Tuesday, February 23, 2010

On the Rules

I'm starting to plunge into the latest rewrite of Silver Mask. I feel like I'm doing two things: returning to my original vision, but altering the current pace. The alterations the draft has undergone, partially due to the number of eyes I had go over the whole thing. Rather than attempting to identify my audience right off, I let varied critique groups tug at my confidence and fill me with rules i hadn't considered. My second-guessing and eagerness to produce a publishable manuscript left me open to their "rules" which led away from what "knew" was true.

Now, I am figuring out what to ignore, as well as establishing where I want to go with my work. Here is a sampling of my ideas:

What I was told--

1) Be wary of similes in Fantasy, your readers might take them literally.
2) Authors need to keep the passages focused on actions to keep readers' interest.
3) Readers' attention spans are short, so be careful of poetry, longer sentences, etc--they won't get subtlety.

What I now think of these things--

1) Similes represent symbolic thought.
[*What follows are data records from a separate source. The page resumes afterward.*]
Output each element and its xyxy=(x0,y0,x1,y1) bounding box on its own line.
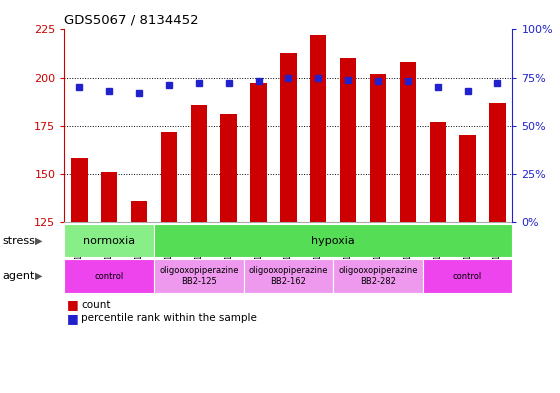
Bar xyxy=(340,58,356,222)
Text: control: control xyxy=(95,272,124,281)
Bar xyxy=(154,259,244,293)
Bar xyxy=(101,172,118,222)
Bar xyxy=(400,62,416,222)
Text: oligooxopiperazine
BB2-282: oligooxopiperazine BB2-282 xyxy=(338,266,418,286)
Text: ■: ■ xyxy=(67,298,79,311)
Text: count: count xyxy=(81,299,111,310)
Text: oligooxopiperazine
BB2-162: oligooxopiperazine BB2-162 xyxy=(249,266,328,286)
Text: percentile rank within the sample: percentile rank within the sample xyxy=(81,313,257,323)
Text: ■: ■ xyxy=(67,312,79,325)
Bar xyxy=(250,83,267,222)
Bar xyxy=(280,53,297,222)
Bar xyxy=(64,224,154,257)
Bar xyxy=(310,35,326,222)
Bar xyxy=(370,74,386,222)
Bar xyxy=(221,114,237,222)
Bar xyxy=(131,201,147,222)
Bar xyxy=(459,135,476,222)
Text: agent: agent xyxy=(3,271,35,281)
Bar xyxy=(154,224,512,257)
Bar xyxy=(71,158,87,222)
Bar xyxy=(423,259,512,293)
Bar xyxy=(161,132,177,222)
Text: ▶: ▶ xyxy=(35,271,42,281)
Bar xyxy=(190,105,207,222)
Text: normoxia: normoxia xyxy=(83,236,136,246)
Bar xyxy=(64,259,154,293)
Text: stress: stress xyxy=(3,236,36,246)
Text: oligooxopiperazine
BB2-125: oligooxopiperazine BB2-125 xyxy=(159,266,239,286)
Bar xyxy=(489,103,506,222)
Text: ▶: ▶ xyxy=(35,236,42,246)
Bar xyxy=(430,122,446,222)
Text: GDS5067 / 8134452: GDS5067 / 8134452 xyxy=(64,14,199,27)
Text: control: control xyxy=(453,272,482,281)
Text: hypoxia: hypoxia xyxy=(311,236,355,246)
Bar xyxy=(333,259,423,293)
Bar xyxy=(244,259,333,293)
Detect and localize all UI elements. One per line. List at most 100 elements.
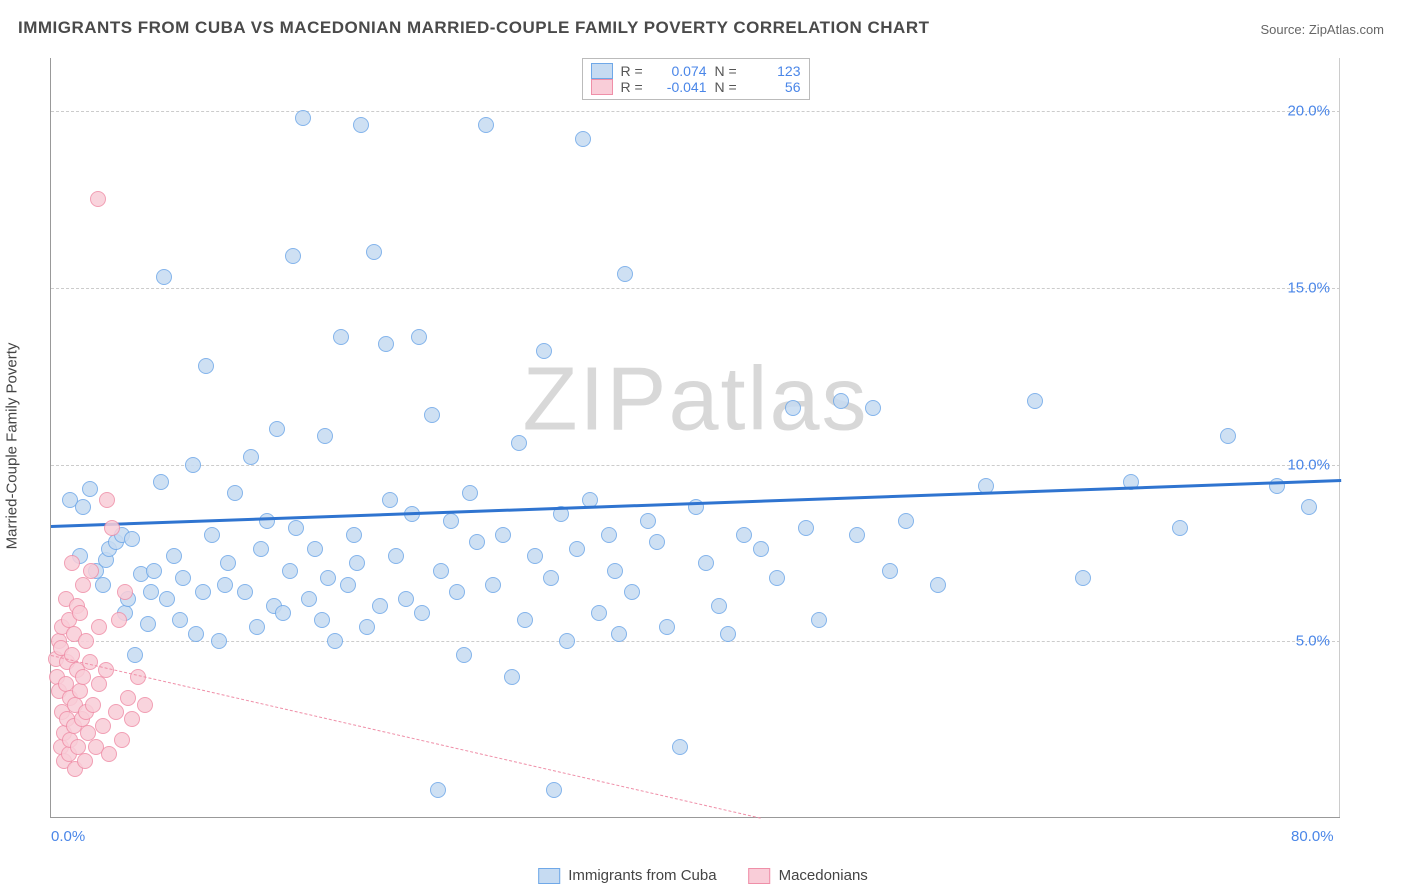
- data-point: [78, 633, 94, 649]
- stats-box: R =0.074N =123R =-0.041N =56: [582, 58, 810, 100]
- x-tick-label: 0.0%: [51, 828, 85, 845]
- data-point: [1301, 499, 1317, 515]
- data-point: [227, 485, 243, 501]
- data-point: [288, 520, 304, 536]
- data-point: [372, 598, 388, 614]
- data-point: [607, 563, 623, 579]
- data-point: [575, 131, 591, 147]
- watermark: ZIPatlas: [522, 348, 868, 451]
- legend-item: Macedonians: [749, 867, 868, 884]
- data-point: [504, 669, 520, 685]
- data-point: [64, 555, 80, 571]
- bottom-legend: Immigrants from Cuba Macedonians: [538, 867, 868, 884]
- data-point: [865, 400, 881, 416]
- data-point: [346, 527, 362, 543]
- legend-swatch: [538, 868, 560, 884]
- data-point: [930, 577, 946, 593]
- n-value: 123: [751, 63, 801, 79]
- data-point: [898, 513, 914, 529]
- data-point: [307, 541, 323, 557]
- data-point: [659, 619, 675, 635]
- series-swatch: [591, 79, 613, 95]
- data-point: [220, 555, 236, 571]
- x-tick-label: 80.0%: [1291, 828, 1334, 845]
- data-point: [83, 563, 99, 579]
- y-tick-label: 5.0%: [1296, 633, 1330, 650]
- data-point: [382, 492, 398, 508]
- data-point: [172, 612, 188, 628]
- data-point: [90, 191, 106, 207]
- data-point: [153, 474, 169, 490]
- legend-swatch: [749, 868, 771, 884]
- gridline-h: [51, 465, 1340, 466]
- data-point: [340, 577, 356, 593]
- data-point: [1220, 428, 1236, 444]
- data-point: [353, 117, 369, 133]
- legend-label: Macedonians: [779, 867, 868, 884]
- data-point: [146, 563, 162, 579]
- data-point: [546, 782, 562, 798]
- data-point: [75, 669, 91, 685]
- data-point: [237, 584, 253, 600]
- data-point: [333, 329, 349, 345]
- plot-area: ZIPatlas R =0.074N =123R =-0.041N =56 5.…: [50, 58, 1340, 818]
- data-point: [124, 711, 140, 727]
- data-point: [99, 492, 115, 508]
- r-value: -0.041: [657, 79, 707, 95]
- data-point: [349, 555, 365, 571]
- data-point: [366, 244, 382, 260]
- data-point: [1172, 520, 1188, 536]
- data-point: [882, 563, 898, 579]
- data-point: [282, 563, 298, 579]
- data-point: [120, 690, 136, 706]
- data-point: [195, 584, 211, 600]
- data-point: [433, 563, 449, 579]
- data-point: [143, 584, 159, 600]
- data-point: [785, 400, 801, 416]
- data-point: [140, 616, 156, 632]
- data-point: [91, 619, 107, 635]
- data-point: [185, 457, 201, 473]
- data-point: [469, 534, 485, 550]
- data-point: [698, 555, 714, 571]
- chart-title: IMMIGRANTS FROM CUBA VS MACEDONIAN MARRI…: [18, 18, 929, 38]
- data-point: [798, 520, 814, 536]
- data-point: [211, 633, 227, 649]
- legend-label: Immigrants from Cuba: [568, 867, 716, 884]
- data-point: [275, 605, 291, 621]
- data-point: [411, 329, 427, 345]
- data-point: [317, 428, 333, 444]
- gridline-h: [51, 641, 1340, 642]
- data-point: [736, 527, 752, 543]
- data-point: [591, 605, 607, 621]
- data-point: [398, 591, 414, 607]
- data-point: [314, 612, 330, 628]
- y-axis-label: Married-Couple Family Poverty: [4, 343, 21, 550]
- data-point: [104, 520, 120, 536]
- data-point: [166, 548, 182, 564]
- data-point: [462, 485, 478, 501]
- data-point: [72, 683, 88, 699]
- gridline-h: [51, 288, 1340, 289]
- series-swatch: [591, 63, 613, 79]
- data-point: [82, 481, 98, 497]
- data-point: [75, 577, 91, 593]
- data-point: [156, 269, 172, 285]
- data-point: [424, 407, 440, 423]
- data-point: [127, 647, 143, 663]
- data-point: [649, 534, 665, 550]
- data-point: [443, 513, 459, 529]
- data-point: [111, 612, 127, 628]
- n-value: 56: [751, 79, 801, 95]
- data-point: [536, 343, 552, 359]
- data-point: [114, 732, 130, 748]
- r-label: R =: [621, 79, 649, 95]
- watermark-part-a: ZIP: [522, 349, 668, 449]
- data-point: [124, 531, 140, 547]
- data-point: [611, 626, 627, 642]
- data-point: [327, 633, 343, 649]
- data-point: [285, 248, 301, 264]
- data-point: [101, 746, 117, 762]
- n-label: N =: [715, 79, 743, 95]
- data-point: [75, 499, 91, 515]
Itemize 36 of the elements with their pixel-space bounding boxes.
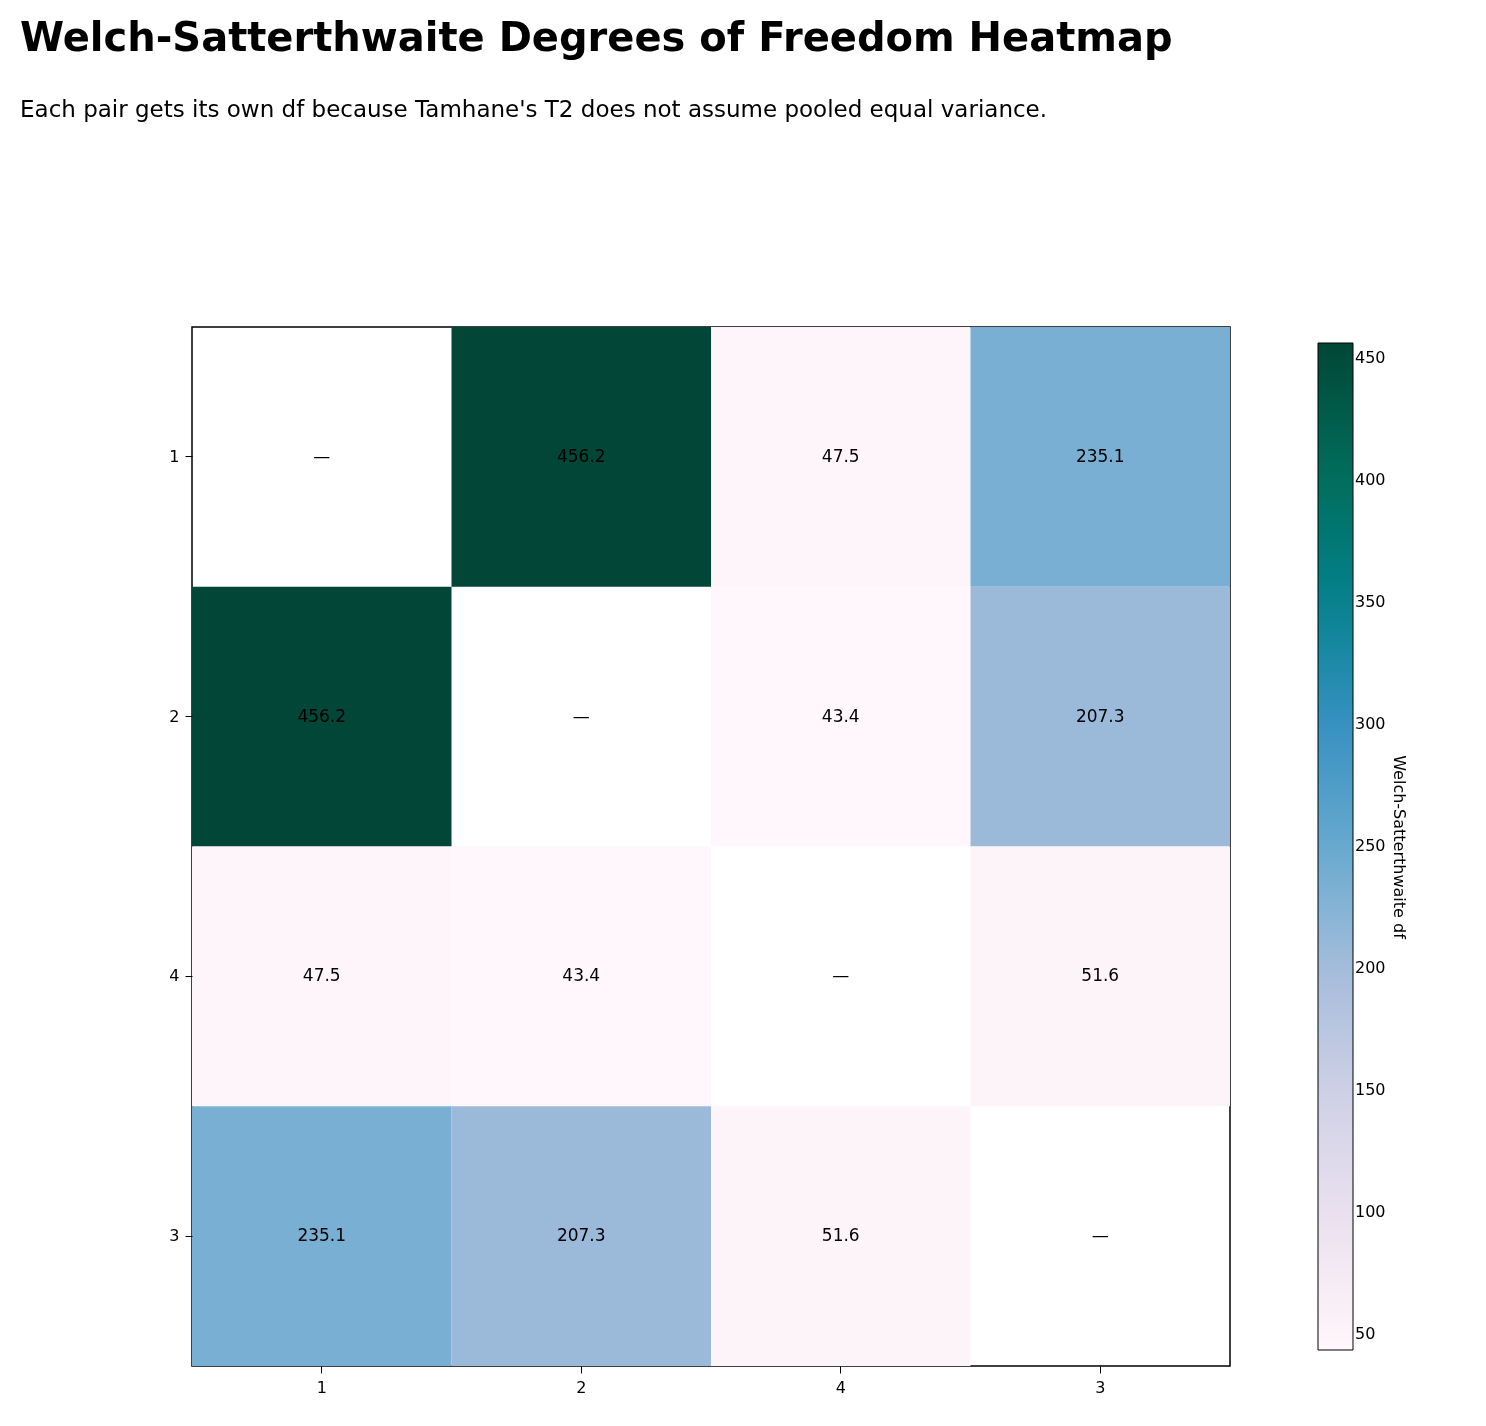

We don't think literally, and if well-crafted, the simile will not confuse the reader.

2) I subscribed to action for the longest time before realizing that it was my lack of description (which I was already aware of my issues with) that were holding the story back. I had liked the idea of having integrated action and description all the way through a book , start to end. I felt that this would hold the reader's attention better. I was wrong. I now believe that through description with interspersed action (still placing emphasis on setting the scene rather than on what exactly the character is doing)I will create a more solid visual base upon which the reader will extrapolate and attach meaning in following passages.

3) Shorter attention spans is an oversimplified manner of looking at a cultural shift. Yes, we listen to soundbites. Yes Twitter is insanely popular; and yes, action packed books sell well--but we are also an increasingly visual society. Did it ever occur to anyone that action-packed stories require a sort of picture-building that makes the visceral reality of a book take solid shape in the reader's mind? I do think this is part of the equation. An overlooked part. So for Epic fantasy, more descriptive works are preferred because the description allows the world and thus the characters in it, to attain the sort of life the reader is looking for.

Now I'm working on carefully building each scene and the process is teaching me where the real holes in the manuscript are. Yay for the learning experience.

1 comment:

  1. Reviewers can offer valuable insights, pointing out things the writer had been blind to. On the flip side, reviewers, who often have strong ideas about writing themselves, can inadvertantly impose their own philosophies and styles on a work. In the end, it's the writer's vision and how cohesive it is that makes a piece work or not. It's a real balancing act, listening to comments and deciding which to incorporate or ignore. Good luck, and gret wisdom!